Unitary parliamentary republic
86.5% Creole, 5.3% Bhojpuri, 4.1% French, 2.6% Others (including English)
Mauritius does not have an official national poverty line.
Mauritius exports clothing, textiles, sugar, cut flowers, molasses and fish and radio transmission equipment. Sugarcane occupies 90% of the country's cultivated land and represents 15% of its exports.
Mauritius enjoys a mild tropical maritime climate throughout the year. The country has two seasons: a warm humid summer extending from November to April and a relatively cool dry winter from June to September.
- The main island of Mauritius is only 28 miles wide and 40 miles long.
- The colourful national flag of Mauritius, also known as the “Four Bands”, was adopted upon independence in 1968.
- Mauritius is the only African country to have a Hindu majority.
- Visit Port Louis
- Try Deep Sea Fishing
- Explore Black River Gorges National Park
- Scuba Dive in Blue Bay Marine Park
- Head To Caudan Waterfront
- Check Out China Town
- Experience Local Culture In Mahebourg
- Head to Grand Bay
- Check out Aapravasi Ghat and Le Morne Cultural Landscape
- Spend a day at Casela Wildlife Park and Yemen Reserve
- Visit Triolet Shivala in Triolet Village
- Enjoy Beach Time in Flic en Flac
Where is Mauritius?
Mauritius is an island in the Indian Ocean about 900 Kilometres off the east coast of Madagascar. Its neighbours are Reunion, Rodrigues and St Brandon and they form part of a group known as the Mascarene Islands. The Archipelago was formed by volcanic eruptions between 8-10 million years ago and the landscape is dominated by dramatic mountain ranges formed by volcanoes.
What’s the history of Mauritius?
Arab sailors first discovered the island some time in the 10th century but they did not inhabit it, instead they used it as drop anchor on their trade routes. The Portuguese also found Mauritius very useful as a refuelling stop for their fleet, but it was not until 1638 that a Dutch fleet officially established a settlement on the Island, naming it ‘Maurice’ after the Dutch Prince of Nassau. The Dutch however were unable to maintain the settlement and abandoned it in 1710. It was during this period, that Mauritius became famous for a flightless bird, which was rather slow and easy prey, known as the Dodo. The ill-fated bird inspired the well known saying ‘dead as a Dodo’ after being hunted to extinction.
It was the French who then took over the Island in 1715, creating a thriving economy, implementing laws, and ultimately developing a capital named Port Louis. The French introduced sugarcane, which quickly developed into the main agriculture and large areas of the island were deforested to make way for this new lucrative product. Sugarcane is still an important part of the Mauritian economy today.
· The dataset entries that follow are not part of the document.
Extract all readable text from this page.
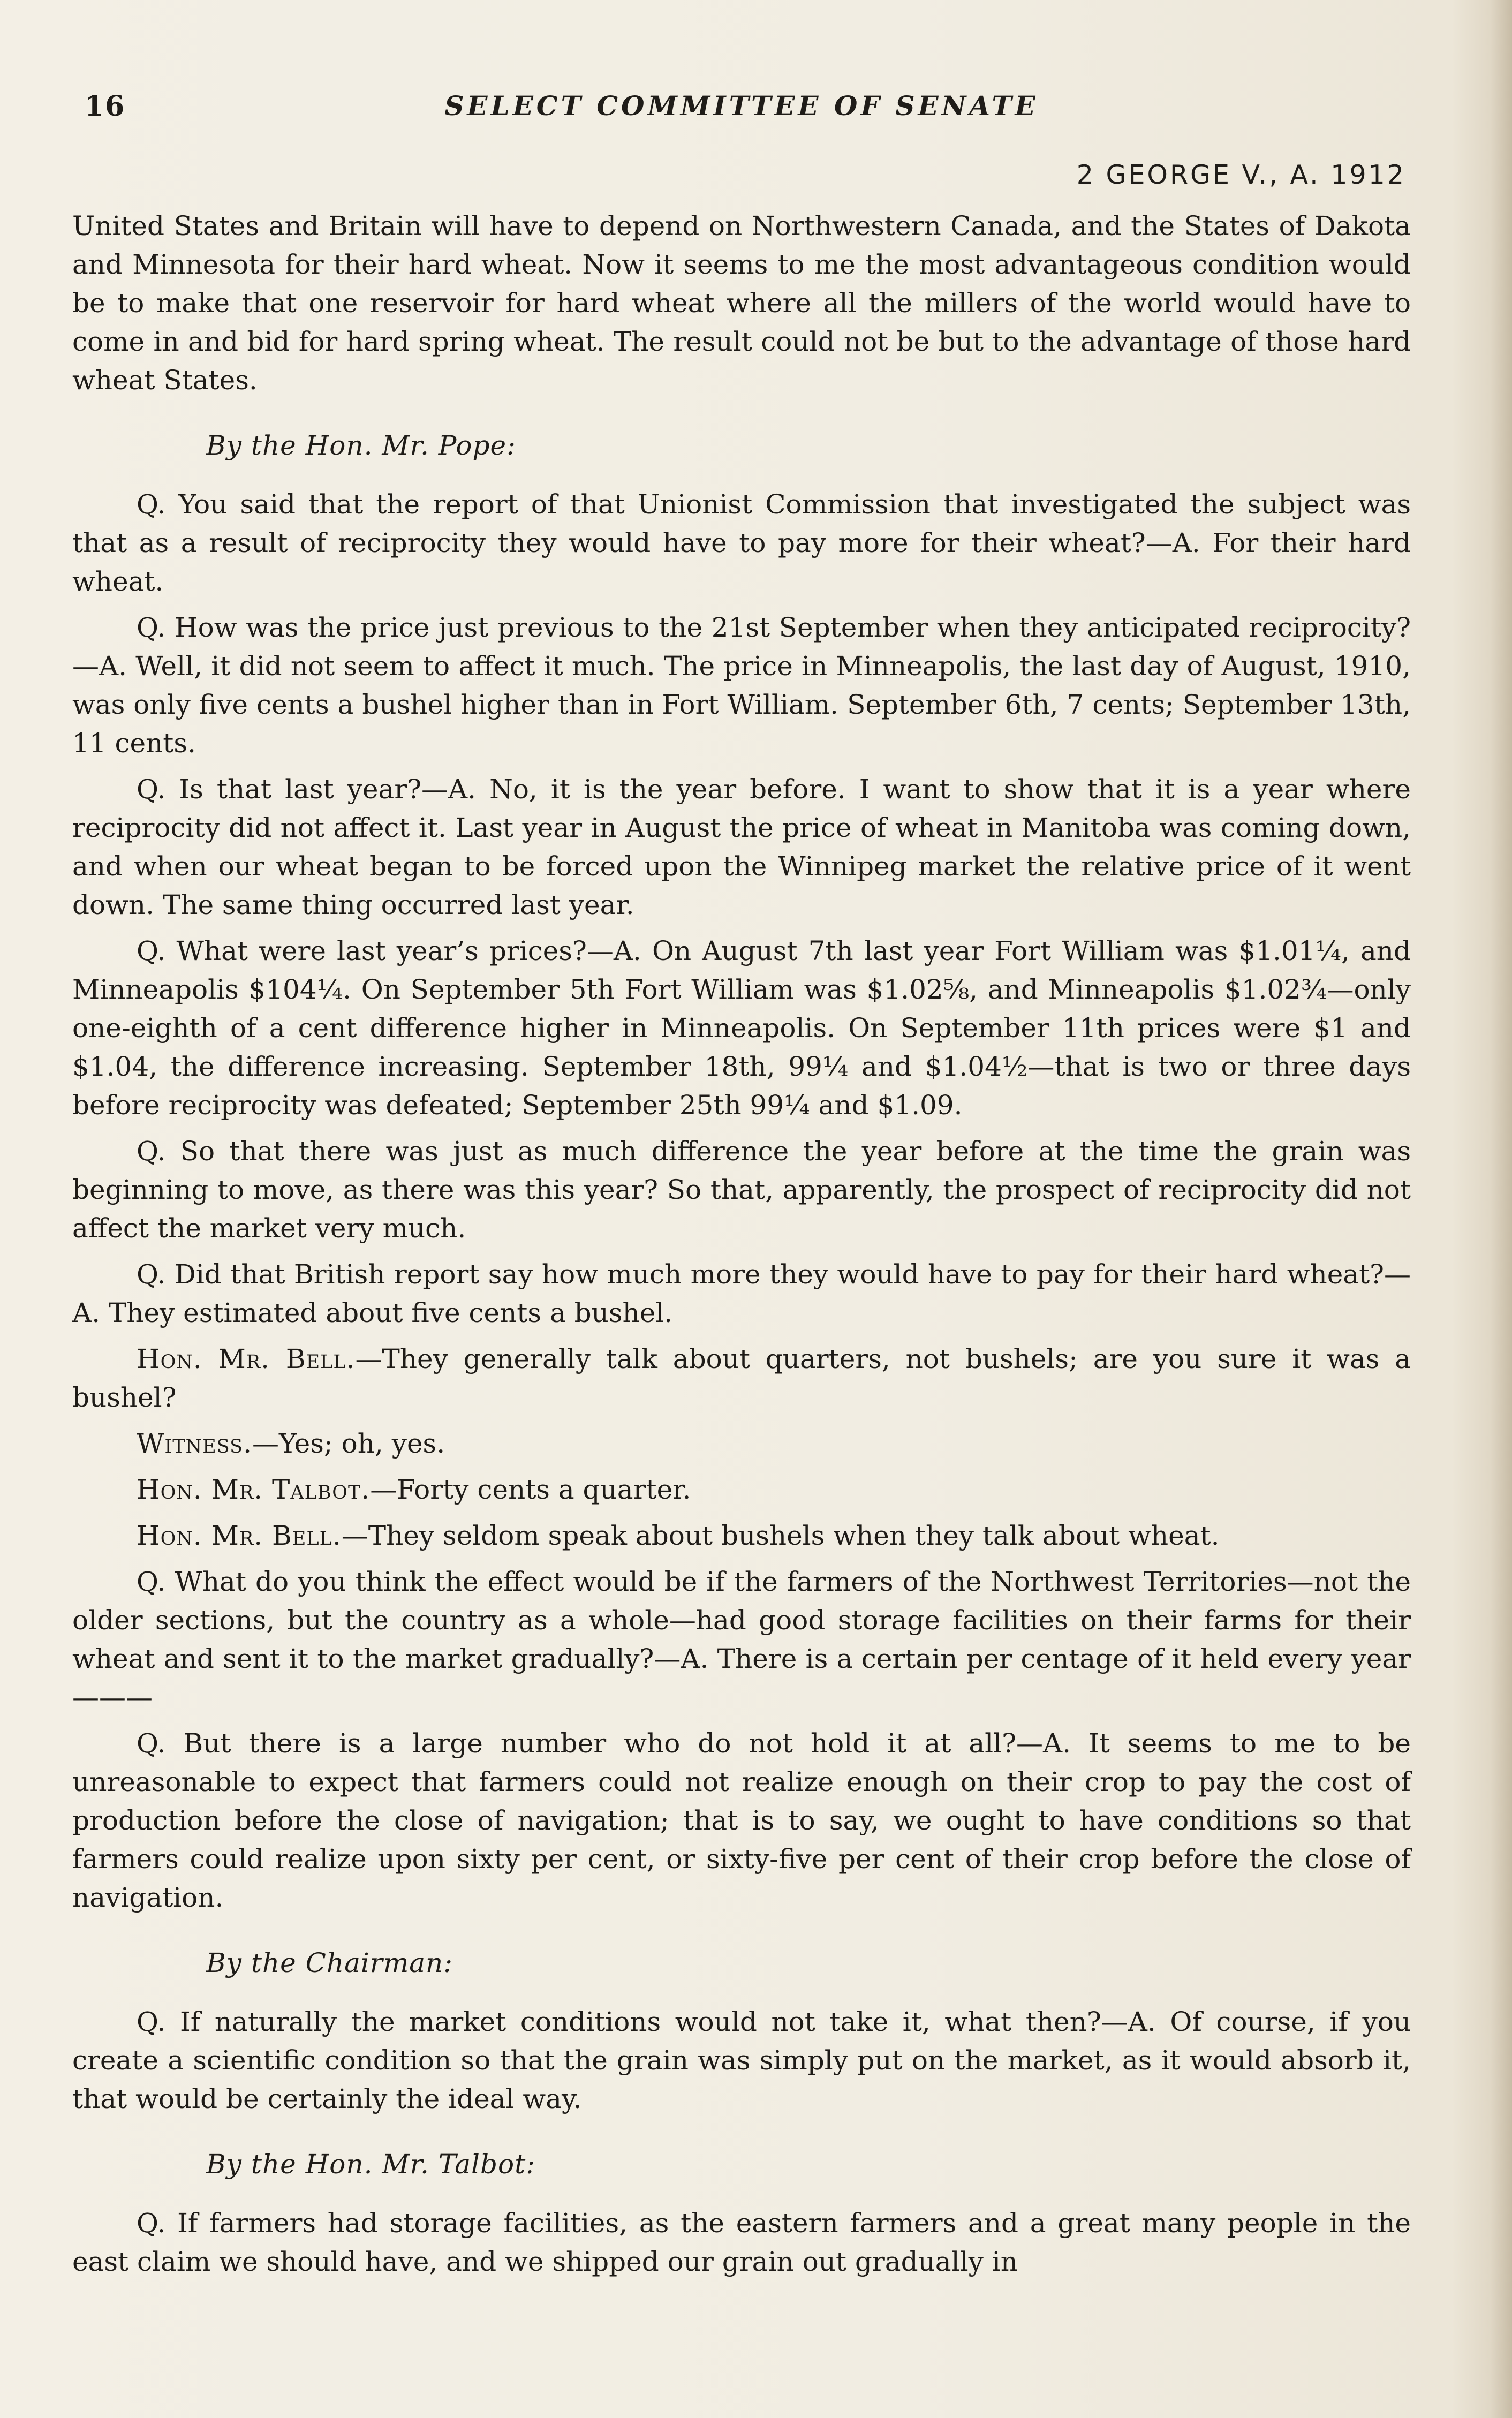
16	SELECT COMMITTEE OF SENATE
2 GEORGE V., A. 1912

United States and Britain will have to depend on Northwestern Canada, and the States of Dakota and Minnesota for their hard wheat. Now it seems to me the most advantageous condition would be to make that one reservoir for hard wheat where all the millers of the world would have to come in and bid for hard spring wheat. The result could not be but to the advantage of those hard wheat States.

By the Hon. Mr. Pope:

Q. You said that the report of that Unionist Commission that investigated the subject was that as a result of reciprocity they would have to pay more for their wheat?—A. For their hard wheat.

Q. How was the price just previous to the 21st September when they anticipated reciprocity?—A. Well, it did not seem to affect it much. The price in Minneapolis, the last day of August, 1910, was only five cents a bushel higher than in Fort William. September 6th, 7 cents; September 13th, 11 cents.

Q. Is that last year?—A. No, it is the year before. I want to show that it is a year where reciprocity did not affect it. Last year in August the price of wheat in Manitoba was coming down, and when our wheat began to be forced upon the Winnipeg market the relative price of it went down. The same thing occurred last year.

Q. What were last year’s prices?—A. On August 7th last year Fort William was $1.01¼, and Minneapolis $104¼. On September 5th Fort William was $1.02⅝, and Minneapolis $1.02¾—only one-eighth of a cent difference higher in Minneapolis. On September 11th prices were $1 and $1.04, the difference increasing. September 18th, 99¼ and $1.04½—that is two or three days before reciprocity was defeated; September 25th 99¼ and $1.09.

Q. So that there was just as much difference the year before at the time the grain was beginning to move, as there was this year? So that, apparently, the prospect of reciprocity did not affect the market very much.

Q. Did that British report say how much more they would have to pay for their hard wheat?—A. They estimated about five cents a bushel.

Hon. Mr. Bell.—They generally talk about quarters, not bushels; are you sure it was a bushel?

Witness.—Yes; oh, yes.

Hon. Mr. Talbot.—Forty cents a quarter.

Hon. Mr. Bell.—They seldom speak about bushels when they talk about wheat.

Q. What do you think the effect would be if the farmers of the Northwest Territories—not the older sections, but the country as a whole—had good storage facilities on their farms for their wheat and sent it to the market gradually?—A. There is a certain per centage of it held every year———

Q. But there is a large number who do not hold it at all?—A. It seems to me to be unreasonable to expect that farmers could not realize enough on their crop to pay the cost of production before the close of navigation; that is to say, we ought to have conditions so that farmers could realize upon sixty per cent, or sixty-five per cent of their crop before the close of navigation.

By the Chairman:

Q. If naturally the market conditions would not take it, what then?—A. Of course, if you create a scientific condition so that the grain was simply put on the market, as it would absorb it, that would be certainly the ideal way.

By the Hon. Mr. Talbot:

Q. If farmers had storage facilities, as the eastern farmers and a great many people in the east claim we should have, and we shipped our grain out gradually in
The French ruled the island until the Napoleonic Wars, where the British endeavoured to take control from the French. The famous ‘Battle of Grand Port’ was a rare victory for Napoleon’s fleet, but 3 months later the British returned on the 3rd of December 1810 and defeated the French on the Northern Coastline at Cap Malheureux. The British continued to develop the islands infrastructure until 1968, when Mauritius was granted independence. It formed its new flag – four striped colours representing the following:
Red – the people of Mauritius
Blue – the ocean that surrounds the island
Yellow – the year round sunshine
Green – the land that rises from the sea
What is Mauritian culture like?
Mauritius is a melting pot of different cultures originating from India, Africa, Indo-China and Europe. The population of Mauritius is 1.3 million people who live mainly in urban areas.
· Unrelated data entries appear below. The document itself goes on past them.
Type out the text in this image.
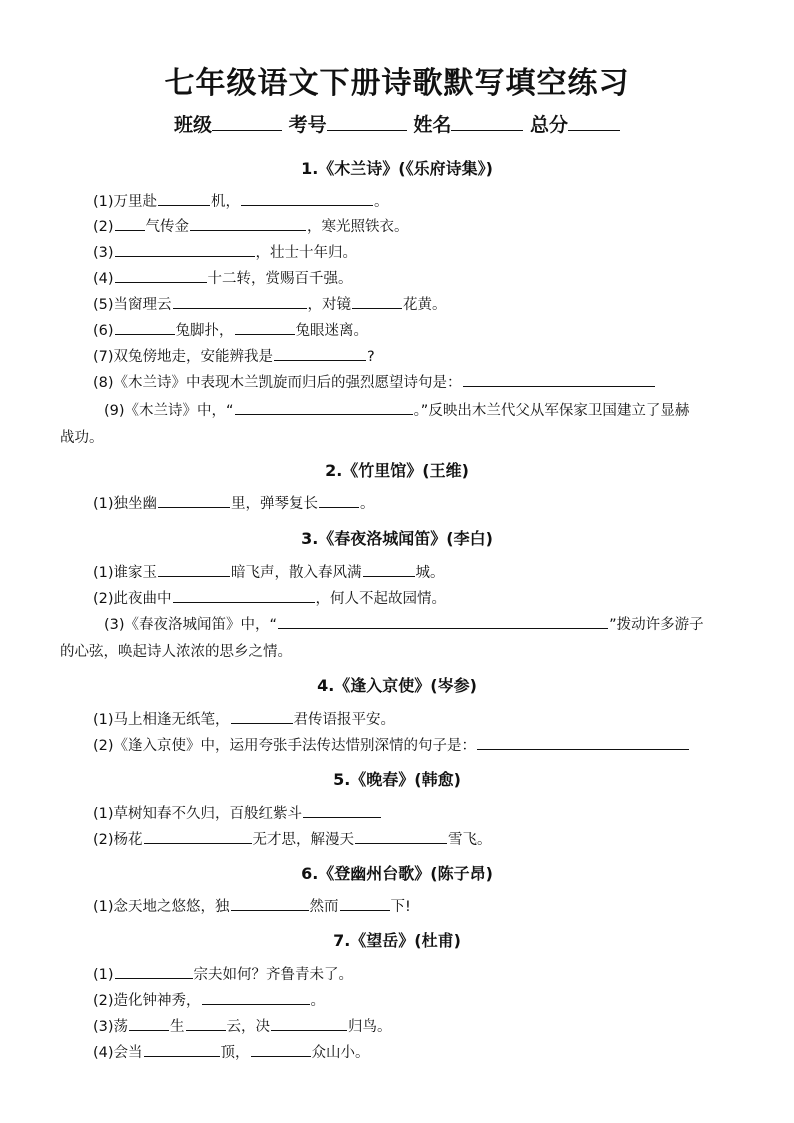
七年级语文下册诗歌默写填空练习
班级	考号	姓名	总分
1.《木兰诗》(《乐府诗集》)
(1)万里赴	机，	。
(2) 气传金	，寒光照铁衣。
(3)	，壮士十年归。
(4)	十二转，赏赐百千强。
(5)当窗理云	，对镜	花黄。
(6)	兔脚扑，	兔眼迷离。
(7)双兔傍地走，安能辨我是	?
(8)《木兰诗》中表现木兰凯旋而归后的强烈愿望诗句是：
(9)《木兰诗》中，“	。”反映出木兰代父从军保家卫国建立了显赫
战功。
2.《竹里馆》(王维)
(1)独坐幽	里，弹琴复长	。
3.《春夜洛城闻笛》(李白)
(1)谁家玉	暗飞声，散入春风满	城。
(2)此夜曲中	，何人不起故园情。
(3)《春夜洛城闻笛》中，“	”拨动许多游子
的心弦，唤起诗人浓浓的思乡之情。
4.《逢入京使》(岑参)
(1)马上相逢无纸笔，	君传语报平安。
(2)《逢入京使》中，运用夸张手法传达惜别深情的句子是：
5.《晚春》(韩愈)
(1)草树知春不久归，百般红紫斗
(2)杨花	无才思，解漫天	雪飞。
6.《登幽州台歌》(陈子昂)
(1)念天地之悠悠，独	然而	下!
7.《望岳》(杜甫)
(1)	宗夫如何？齐鲁青未了。
(2)造化钟神秀，	。
(3)荡	生	云，决	归鸟。
(4)会当	顶，	众山小。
Today Mauritius has blossomed into a tropical paradise with a coral reef that surrounds the island, creating calm, warm, turquoise seas and beautiful white sandy beaches. Add to this the friendly warm hospitality of the Mauritian people and you will understand why so many people fall in love with this special place.
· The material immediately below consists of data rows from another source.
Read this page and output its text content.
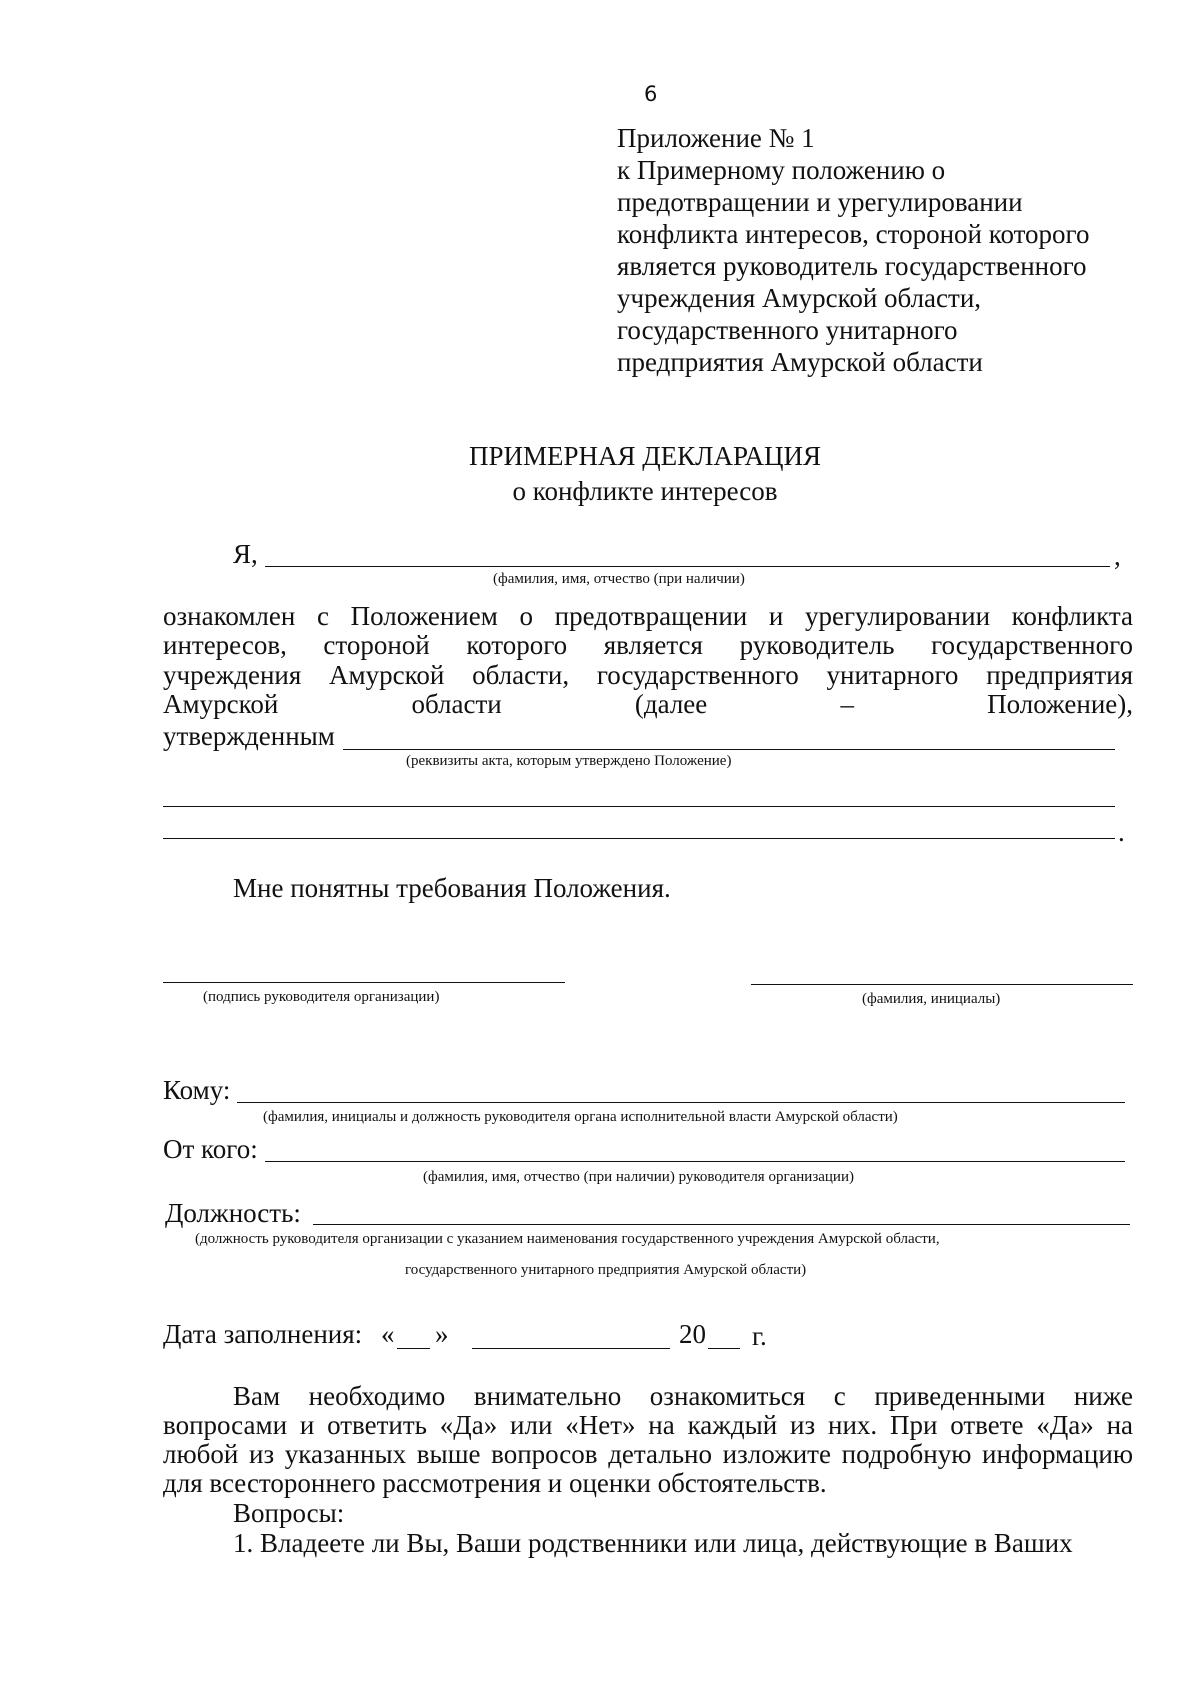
6
Приложение № 1
к Примерному положению о
предотвращении и урегулировании
конфликта интересов, стороной которого
является руководитель государственного
учреждения Амурской области,
государственного унитарного
предприятия Амурской области
ПРИМЕРНАЯ ДЕКЛАРАЦИЯ
о конфликте интересов
Я,	,
(фамилия, имя, отчество (при наличии)
ознакомлен с Положением о предотвращении и урегулировании конфликта
интересов, стороной которого является руководитель государственного
учреждения Амурской области, государственного унитарного предприятия
Амурской области (далее – Положение),
утвержденным
(реквизиты акта, которым утверждено Положение)
.
Мне понятны требования Положения.
(подпись руководителя организации)	(фамилия, инициалы)
Кому:
(фамилия, инициалы и должность руководителя органа исполнительной власти Амурской области)
От кого:
(фамилия, имя, отчество (при наличии) руководителя организации)
Должность:
(должность руководителя организации с указанием наименования государственного учреждения Амурской области,
государственного унитарного предприятия Амурской области)
Дата заполнения: « »	20 г.
Вам необходимо внимательно ознакомиться с приведенными ниже
вопросами и ответить «Да» или «Нет» на каждый из них. При ответе «Да» на
любой из указанных выше вопросов детально изложите подробную информацию
для всестороннего рассмотрения и оценки обстоятельств.
Вопросы:
1. Владеете ли Вы, Ваши родственники или лица, действующие в Ваших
What is the weather like in Mauritius?
The island has year round sunshine with temperatures averaging 21C to 30C. Mauritius has a hot, wet, and humid summer from November to May and a warm, dry winter from June to October. Anticyclones affect the country during May to September. Cyclones affect the country during November to April. Cyclones can pass nearby to the island but it is rare that a cyclone passes directly over Mauritius.